[PATCH 0/4] De-couple sysfs memory directories from memory sections

Nathan Fontenot nfont at austin.ibm.com
Tue Jan 11 05:08:56 EST 2011


This is a re-send of the remaining patches that did not make it
into the last kernel release for de-coupling sysfs memory
directories from memory sections.  The first three patches of the
previous set went in, and this is the remaining patches that
need to be applied.

The patches decouple the concept that a single memory
section corresponds to a single directory in 
/sys/devices/system/memory/.  On systems
with large amounts of memory (1+ TB) there are performance issues
related to creating the large number of sysfs directories.  For
a powerpc machine with 1 TB of memory we are creating 63,000+
directories.  This is resulting in boot times of around 45-50
minutes for systems with 1 TB of memory and 8 hours for systems
with 2 TB of memory.  With this patch set applied I am now seeing
boot times of 5 minutes or less.

The root of this issue is in sysfs directory creation.
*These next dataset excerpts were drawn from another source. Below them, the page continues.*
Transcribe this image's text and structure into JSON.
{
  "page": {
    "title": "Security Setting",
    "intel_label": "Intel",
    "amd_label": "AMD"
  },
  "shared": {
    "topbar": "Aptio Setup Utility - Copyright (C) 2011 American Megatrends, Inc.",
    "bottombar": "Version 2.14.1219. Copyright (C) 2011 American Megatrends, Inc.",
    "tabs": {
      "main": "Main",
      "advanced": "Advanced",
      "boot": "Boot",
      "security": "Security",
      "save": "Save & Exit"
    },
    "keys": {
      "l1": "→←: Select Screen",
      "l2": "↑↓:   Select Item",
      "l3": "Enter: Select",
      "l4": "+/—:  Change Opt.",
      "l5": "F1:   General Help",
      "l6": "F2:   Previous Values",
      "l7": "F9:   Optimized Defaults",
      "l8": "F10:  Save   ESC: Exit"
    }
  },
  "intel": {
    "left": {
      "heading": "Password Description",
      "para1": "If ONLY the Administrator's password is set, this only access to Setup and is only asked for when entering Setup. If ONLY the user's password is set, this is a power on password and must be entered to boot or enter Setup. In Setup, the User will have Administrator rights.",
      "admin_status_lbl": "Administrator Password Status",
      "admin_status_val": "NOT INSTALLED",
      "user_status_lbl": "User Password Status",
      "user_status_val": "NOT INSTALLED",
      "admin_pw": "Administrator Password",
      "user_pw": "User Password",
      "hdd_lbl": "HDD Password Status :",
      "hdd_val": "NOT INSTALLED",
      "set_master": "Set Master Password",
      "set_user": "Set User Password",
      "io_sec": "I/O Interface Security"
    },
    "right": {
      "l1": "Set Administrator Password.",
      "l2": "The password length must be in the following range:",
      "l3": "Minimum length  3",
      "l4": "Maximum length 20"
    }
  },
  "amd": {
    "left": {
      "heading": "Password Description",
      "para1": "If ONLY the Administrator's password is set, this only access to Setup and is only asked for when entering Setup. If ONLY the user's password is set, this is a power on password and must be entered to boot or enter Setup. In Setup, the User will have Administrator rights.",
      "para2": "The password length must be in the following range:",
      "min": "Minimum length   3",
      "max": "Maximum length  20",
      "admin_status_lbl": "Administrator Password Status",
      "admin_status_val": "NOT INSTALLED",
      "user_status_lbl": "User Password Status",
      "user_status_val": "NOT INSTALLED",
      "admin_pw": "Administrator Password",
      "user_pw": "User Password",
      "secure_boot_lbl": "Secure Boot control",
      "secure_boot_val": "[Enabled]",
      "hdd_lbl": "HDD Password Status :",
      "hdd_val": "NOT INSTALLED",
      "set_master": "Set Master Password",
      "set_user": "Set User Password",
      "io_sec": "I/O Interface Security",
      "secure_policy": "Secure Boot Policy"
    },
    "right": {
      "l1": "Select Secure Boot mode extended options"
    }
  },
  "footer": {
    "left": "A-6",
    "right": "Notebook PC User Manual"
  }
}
Every time
a directory is created a string compare is done against all sibling
directories to ensure we do not create duplicates.  The list of
directory nodes in sysfs is kept as an unsorted list which results
in this being an exponentially longer operation as the number of
directories are created.

The solution solved by this patch set is to allow a single
directory in sysfs to span multiple memory sections.  This is
controlled by an optional architecturally defined function
memory_block_size_bytes().  The default definition of this
routine returns a memory block size equal to the memory section
size. This maintains the current layout of sysfs memory
directories as it appears to userspace to remain the same as it
is today.

For architectures that define their own version of this routine,
as is done for powerpc and x86 in this patchset, the view in userspace
would change such that each memoryXXX directory would span
multiple memory sections.  The number of sections spanned would
depend on the value reported by memory_block_size_bytes.